A Love Affair on Sunday Mornings

It began just a few weeks ago. Intermittently they appear together because of his schedule. All are watching with amusement and charmed hearts.

He is many years her senior, but they don’t seem to notice. Just the rest of us.

This past Sunday was one of the best to date. As he moved throughout the building, there she was. Right on his heels in her red sweater and beautiful spring dress painted with red poppies and light green leaves on a white background. She even wore matching shoes–red patent leather.

You could almost hear the chuckles being held behind hands as those of us waiting for the service to begin observed this unlikely love affair.

Fairly soon, her mother appeared on the scene as she was assisting our youth pastor in leading worship. He is the object of her four-year old daughter’s affections of late. Yes, there were tears and frustration on the part of the little girl, but no evidence of frustration or impatience ever showed on our youth pastor’s face or in his demeanor. It was as if this love affair is ordained by God.

And that got me to thinking: Isn’t this what my love affair with God should look like?

A two-sided coin that holds His unconditional love on one side and my child-like acceptance of trust and faith in Him to love and care for me as He has promised.

And do I always do that?

Often I’m not found holding up my part of the relationship or bargain.

God gave up so much for me. I should do better.

But I’m no longer a child like my little friend.

I’m an adult and to respond in kind to God as a child would likely be frowned upon by fellow church members. Might they think I’d lost my mind?

Whom should I please? My fellow church members, my neighbors, my friends?

My little friend has reminded me it is my God whom I should please with fierce abandon and commitment.

We are told in Matthew 18:3 (NIV):

And he said: “Truly I tell you, unless you change and become like
little children, you will never enter the kingdom of heaven.

For Reflection: Where are you in your relationship with God? Are you filled with child-like love, trust and faith? With child-like wonder at the awesomeness of His gifts to you? Will you share your feelings with us?

 

Remembering Along the Way

This Sunday is Palm Sunday, a time for reflection on Jesus’s entry into Jerusalem. Palm Sunday also marks the beginning of Holy Week and the last days of the Lenten Season.
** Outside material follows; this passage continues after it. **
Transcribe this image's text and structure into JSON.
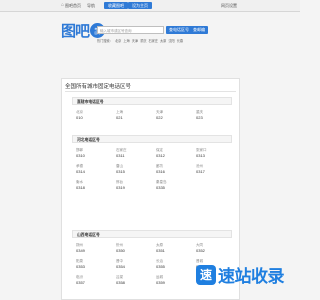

During Lent, our congregation celebrates the Last Supper or Communion every Sunday. Our usual tradition is to partake of Communion the second Sunday of each month. Some traditions practice Communion every Sunday all year, others once a month, some every other month. There are as many and varied ways of honoring this symbolic sharing of Christ’s Last Supper as there are denominations and modes of faith practices.

For me, the most important part of Communion is the remembering …

remembering why God gave His only Son in this way

… remembering why Christ died on the cross and shed His blood

… remembering why we symbolically partake of Christ’s body and blood

… remembering what I am giving in exchange for the life I have been given

… remembering I am to spread His Word abroad

and I am hopeful you can add to this list.

It was not for nothing that God chose to give up His only Son. God was giving us the gift of forgiveness and eternal life through His Son’s death and resurrection. Truthfully, I have only one child, a son, and despite how often he irritates me, I cannot imagine giving him up and watching him die.

It was not for nothing that Christ died on the cross shedding His blood for you and me. His precious blood was shed for the forgiveness of our sins and the gift of eternal life in Him as long as we confess our sins and walk with Him.

It is not for nothing that we symbolically partake of Christ’s body and blood. In 1 Corinthians 11:23-25 (CEB), Paul relates the Last Supper with Jesus’ disciples:

… He took some bread in his hands. Then after he had given thanks, he broke it and said, “This is my body, which is given for you. Eat this and remember me.”

After the meal, Jesus took a cup of wine in his hands and said, “This is my blood, and with it God makes his new agreement with you. Drink this and remember me.”

We partake because Jesus instructed us to do so to remember Him.

And what am I giving in exchange for this life I have been given? I am to give myself wholly to a walk of Christian faith, to witness and live so that others may see Jesus in me.

And am I spreading His Word abroad? I try, I honestly try. Wherever I go, I want to let others know I believe, that I am a Christian, and so I carefully think about my words and my actions wanting to show the best He has given me. Abroad is a hard one to manage living as I do in the U.S. and rarely travelling outside the state of Oregon. But with this blog and in connecting with others, I do pray it happens.

Most importantly out of all these things, I believe it is the instruction to “remember me” that we are called to bear witness to.

Required to remember so many things in this busy world–business appointments, doctors’ appointments, kids’ after school activities, where to be when, where you put your keys or cell phone and more–we often forget to remember Him in the middle of our daily activities. But it is what we are to do.

Remembering the path he walked … and why.

And as we approach this holy time near the end of Lent, are you remembering? Are you able to add to my list above? Are you remembering?